Ayez lu tout ce qu’on aura publié d’intéressant sur le peuple que vous visiterez. Plus vous saurez, plus vous aurez à vérifier, plus vos résultats seront justes.

Ne soyez point admirateur exclusif de vos usages, si vous craignez de passer pour un causeur impertinent. La plupart de nos Français semblent n’aller au loin que pour donner mauvaise opinion de nous.

Gardez-vous de juger trop vite, et songez que partout il y a des frondeurs qui déprécient, et des enthousiastes qui surfont.

L’esprit d’observation est rare; quand on l’a reçu de la nature, il est encore facile de se tromper par précipitation. Le sang-froid et l’impartialité sont presque aussi nécessaires au voyageur qu’à l’historien.

Une des fautes les plus communes, c’est de prendre, en tout genre, des cas particuliers pour des faits généraux, et d’écrire sur ses lettres en cent façons différentes : À Orléans, toutes les aubergistes sont acariâtres et rousses.

Vous abrégerez votre séjour et vous vous épargnerez bien des erreurs si vous consultez l’homme instruit et expérimenté du pays sur la chose que vous désirez savoir. L’entretien avec des hommes choisis dans les diverses conditions vous instruira plus, en deux matinées, que vous ne recueilleriez de dix ans d’observation et de séjour.

Le médecin vous dira de l’air, de la terre, de l’eau, des productions du sol, des métaux, des minéraux, des plantes, de la vie domestique, des mœurs, des aliments, des caractères, du tempérament, des passions, des vices, des maladies, ce que l’homme d’État ignore.

L’homme d’État vous donnera sur le gouvernement des lumières que vous chercheriez inutilement dans le médecin.

Si vous savez interroger le magistrat sur les lois et sur la police, vous sortirez de sa conversation plus instruit de ces deux choses que l’homme d’État.

C’est sur le commerce, son étendue, son objet, ses règlements, les manufactures, qu’il faut entendre le commerçant, si vous voulez en discourir plus pertinemment peut-être que le magistrat.

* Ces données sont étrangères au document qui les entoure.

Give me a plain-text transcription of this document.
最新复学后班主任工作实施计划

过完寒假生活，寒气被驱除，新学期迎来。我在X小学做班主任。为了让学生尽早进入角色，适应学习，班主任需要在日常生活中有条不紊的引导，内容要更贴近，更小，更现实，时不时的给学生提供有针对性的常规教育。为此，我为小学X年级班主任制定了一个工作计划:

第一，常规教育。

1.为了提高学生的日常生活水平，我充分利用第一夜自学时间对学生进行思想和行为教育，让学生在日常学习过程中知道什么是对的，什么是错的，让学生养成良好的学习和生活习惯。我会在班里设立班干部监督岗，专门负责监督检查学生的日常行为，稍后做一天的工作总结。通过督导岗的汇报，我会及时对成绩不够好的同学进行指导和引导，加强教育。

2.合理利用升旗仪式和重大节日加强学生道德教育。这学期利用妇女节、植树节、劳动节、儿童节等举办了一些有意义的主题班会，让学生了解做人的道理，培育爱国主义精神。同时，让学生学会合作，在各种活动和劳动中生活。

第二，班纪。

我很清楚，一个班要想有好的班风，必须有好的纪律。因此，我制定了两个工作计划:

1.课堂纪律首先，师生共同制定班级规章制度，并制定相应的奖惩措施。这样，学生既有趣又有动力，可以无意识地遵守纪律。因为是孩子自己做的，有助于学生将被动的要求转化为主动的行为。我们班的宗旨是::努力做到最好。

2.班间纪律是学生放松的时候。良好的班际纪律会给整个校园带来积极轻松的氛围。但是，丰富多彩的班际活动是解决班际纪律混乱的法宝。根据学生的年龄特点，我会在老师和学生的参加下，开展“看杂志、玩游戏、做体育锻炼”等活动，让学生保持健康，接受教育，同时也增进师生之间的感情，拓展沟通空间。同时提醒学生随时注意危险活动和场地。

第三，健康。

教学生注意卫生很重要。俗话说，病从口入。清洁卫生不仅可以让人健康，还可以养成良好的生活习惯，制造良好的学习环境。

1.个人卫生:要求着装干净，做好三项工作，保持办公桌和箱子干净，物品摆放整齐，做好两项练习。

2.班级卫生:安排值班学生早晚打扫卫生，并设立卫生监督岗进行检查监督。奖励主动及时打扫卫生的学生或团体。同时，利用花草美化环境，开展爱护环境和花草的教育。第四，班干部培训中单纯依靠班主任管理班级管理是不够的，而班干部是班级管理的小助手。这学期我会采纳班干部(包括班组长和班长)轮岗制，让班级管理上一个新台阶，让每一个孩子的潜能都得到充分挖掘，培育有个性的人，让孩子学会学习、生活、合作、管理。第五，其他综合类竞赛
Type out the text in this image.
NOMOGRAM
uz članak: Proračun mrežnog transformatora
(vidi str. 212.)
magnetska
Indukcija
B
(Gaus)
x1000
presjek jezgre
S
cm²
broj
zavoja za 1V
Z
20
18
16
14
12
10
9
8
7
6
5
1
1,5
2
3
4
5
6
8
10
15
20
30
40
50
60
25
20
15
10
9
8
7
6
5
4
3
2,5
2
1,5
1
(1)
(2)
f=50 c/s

L’homme de lettres connaîtra mieux que le commerçant l’état des sciences et les progrès de l’esprit humain dans son pays.

Si vous sollicitez l’artiste, il se chargera volontiers de vous conduire devant les chefs-d’œuvre en peinture, en sculpture, en architecture, qui sont sortis des mains de ses concitoyens et qui décorent leur patrie. Écoutez-le, sous peine de faire le rôle d’Alexandre dans l’atelier de Phidias, ou d’entendre le mot de notre Puget à un grand seigneur qui avait forcé la porte du sien : Ah! c’est une tête! Ah! cela parle!…

L’ecclésiastique épuisera votre curiosité sur la religion.

C’est ainsi que dans la contrée où chacun est à sa chose et n’est qu’à sa chose, vous qui n’aurez qu’un moment à rester, et pour qui il n’y aura presque rien d’indifférent, vous en saurez à la vérité moins qu’aucun des habitants sur l’objet qui lui est propre, mais plus qu’eux sur la multitude des objets qui sont étrangers à leur condition.

Sortez de la capitale, et faites le même rôle dans les autres villes.

Parcourez les campagnes. Vous entrerez dans la chaumière du paysan, si vous ne dédaignez pas l’agriculture et l’économie rustique. L’agriculture est-elle à vos yeux la plus importante des manufactures? Connaissez-la.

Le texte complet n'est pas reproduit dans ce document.